Site selection, public outreach process for downtown bus station slated to begin in 2024
photo by: City of Lawrence screenshot
It won’t be long before work to bring a new bus station to downtown Lawrence begins in earnest.
The Public Transit Advisory Committee set the stage for that work Monday, when it met to discuss future plans for the site selection and public outreach process of the project. The last time city leaders considered moving forward with a downtown bus station was in 2021.
Adam Weigel, the city’s public transit and parking manager, gave a presentation about the project timeline at Monday’s meeting, starting with a Lawrence City Commission work session slated for the group’s Dec. 19 meeting. Weigel said that will set the foundation for the process and gather feedback from city leaders, which could be used to rework parts of the plan if needed. From there, Weigel said the next step will be establishing a steering committee composed of voices from many different perspectives, which will then work to define a downtown boundary and establish the site selection criteria.

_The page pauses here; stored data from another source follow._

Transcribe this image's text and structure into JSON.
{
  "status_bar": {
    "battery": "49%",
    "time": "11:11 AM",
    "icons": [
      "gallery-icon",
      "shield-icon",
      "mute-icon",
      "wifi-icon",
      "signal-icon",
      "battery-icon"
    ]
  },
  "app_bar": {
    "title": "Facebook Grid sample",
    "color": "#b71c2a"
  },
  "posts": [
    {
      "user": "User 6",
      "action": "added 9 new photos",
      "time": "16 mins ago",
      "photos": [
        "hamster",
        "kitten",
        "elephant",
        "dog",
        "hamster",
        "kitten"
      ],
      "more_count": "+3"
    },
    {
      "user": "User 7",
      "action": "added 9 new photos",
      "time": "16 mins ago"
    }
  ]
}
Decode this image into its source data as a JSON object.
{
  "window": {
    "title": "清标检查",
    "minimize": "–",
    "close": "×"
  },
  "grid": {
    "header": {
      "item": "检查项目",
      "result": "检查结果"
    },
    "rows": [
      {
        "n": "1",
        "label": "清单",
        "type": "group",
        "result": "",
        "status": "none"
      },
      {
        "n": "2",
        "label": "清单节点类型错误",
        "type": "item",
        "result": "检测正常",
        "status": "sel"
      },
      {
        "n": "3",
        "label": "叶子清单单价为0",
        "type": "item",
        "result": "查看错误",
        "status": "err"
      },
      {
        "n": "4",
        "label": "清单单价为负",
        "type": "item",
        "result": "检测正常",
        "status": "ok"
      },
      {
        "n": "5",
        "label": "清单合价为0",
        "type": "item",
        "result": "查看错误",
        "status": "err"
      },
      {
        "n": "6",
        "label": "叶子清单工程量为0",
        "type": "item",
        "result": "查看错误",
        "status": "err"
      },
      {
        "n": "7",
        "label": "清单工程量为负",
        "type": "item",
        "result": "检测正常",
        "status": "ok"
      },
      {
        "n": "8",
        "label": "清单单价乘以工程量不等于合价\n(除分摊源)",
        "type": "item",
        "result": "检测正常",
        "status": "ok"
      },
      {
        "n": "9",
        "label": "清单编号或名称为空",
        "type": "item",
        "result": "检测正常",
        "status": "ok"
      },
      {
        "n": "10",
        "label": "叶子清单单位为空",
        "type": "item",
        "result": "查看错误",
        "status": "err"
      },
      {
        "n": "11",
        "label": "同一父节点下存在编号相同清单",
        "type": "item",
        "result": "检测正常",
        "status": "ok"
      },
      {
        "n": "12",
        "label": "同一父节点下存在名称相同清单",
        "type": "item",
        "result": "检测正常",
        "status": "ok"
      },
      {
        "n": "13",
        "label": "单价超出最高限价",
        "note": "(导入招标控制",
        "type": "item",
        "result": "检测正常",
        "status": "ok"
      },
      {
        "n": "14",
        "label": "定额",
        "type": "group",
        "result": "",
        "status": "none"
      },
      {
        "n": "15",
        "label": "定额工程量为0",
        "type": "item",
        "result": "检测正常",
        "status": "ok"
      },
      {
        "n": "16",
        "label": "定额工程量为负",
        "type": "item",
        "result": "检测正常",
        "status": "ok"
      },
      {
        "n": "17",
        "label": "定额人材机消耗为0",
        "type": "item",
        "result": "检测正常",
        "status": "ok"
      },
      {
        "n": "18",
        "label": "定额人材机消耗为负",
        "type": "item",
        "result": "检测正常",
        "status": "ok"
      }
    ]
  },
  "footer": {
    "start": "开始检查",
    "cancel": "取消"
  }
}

Then, Weigel said the committee will solicit “all possible site ideas,” rank a set of sites for test concepts and, eventually, propose a single site for a final design. The Lawrence City Commission would be responsible for selecting which sites to move forward with both for test concepts and final design.
Weigel told the group that despite the new Central Station at 2315 Bob Billings Parkway that’s slated to open soon, improvements in the downtown area are no less a priority.
“One of things we’ve been hearing is surprise at the fact that a downtown station project is still on our books with Central Station opening,” Weigel said. “There’s some misconception that because that bus station is opening, we are no longer looking at improvements downtown, and that’s not the case.”
Weigel said that’s because there are still five bus routes that will serve the downtown area, with or without improvements. The project is intended to provide additional comfort and convenience and make it a more viable option to use public transit in the area.
The project will cost roughly $2 million, Weigel said, but the city has already secured $1.6 million in federal grant dollars to help cover the majority of the cost. According to his presentation, design and construction would take place during 2025.
Weigel noted that a downtown project wouldn’t be to the same scale as the Central Station project, which includes an entire building, indoor lobby and customer service amenities. But a downtown station would add “core” features that the current temporary bus hub located across the street from the Lawrence Public Library lacks. For instance, the current platform lacks individual bus bays, weather protection, seating, restrooms for bus drivers and signage to inform people when the next buses are departing.
Weigel said there are a few concerns about the project that have “bubbled up” more frequently, including the perception that few people ride the bus, but he said that an average of 561 riders per day have boarded buses from the hub at Seventh and Vermont streets during 2023.
Another prominent concern is the perception of public transit as feeling unsafe due to rider behaviors, which Weigel said is being addressed in a couple of ways. Lawrence Transit implemented a rider suspension policy a few months ago, for example, and is currently developing a code of conduct for Central Station.
“That does give us a good framework for how we address negative behaviors, unsafe behaviors that can happen on the bus,” Weigel said. “That has been in operation since June of this year, and is going pretty well. We’re working through things as they come up, and that’s been a helpful tool.”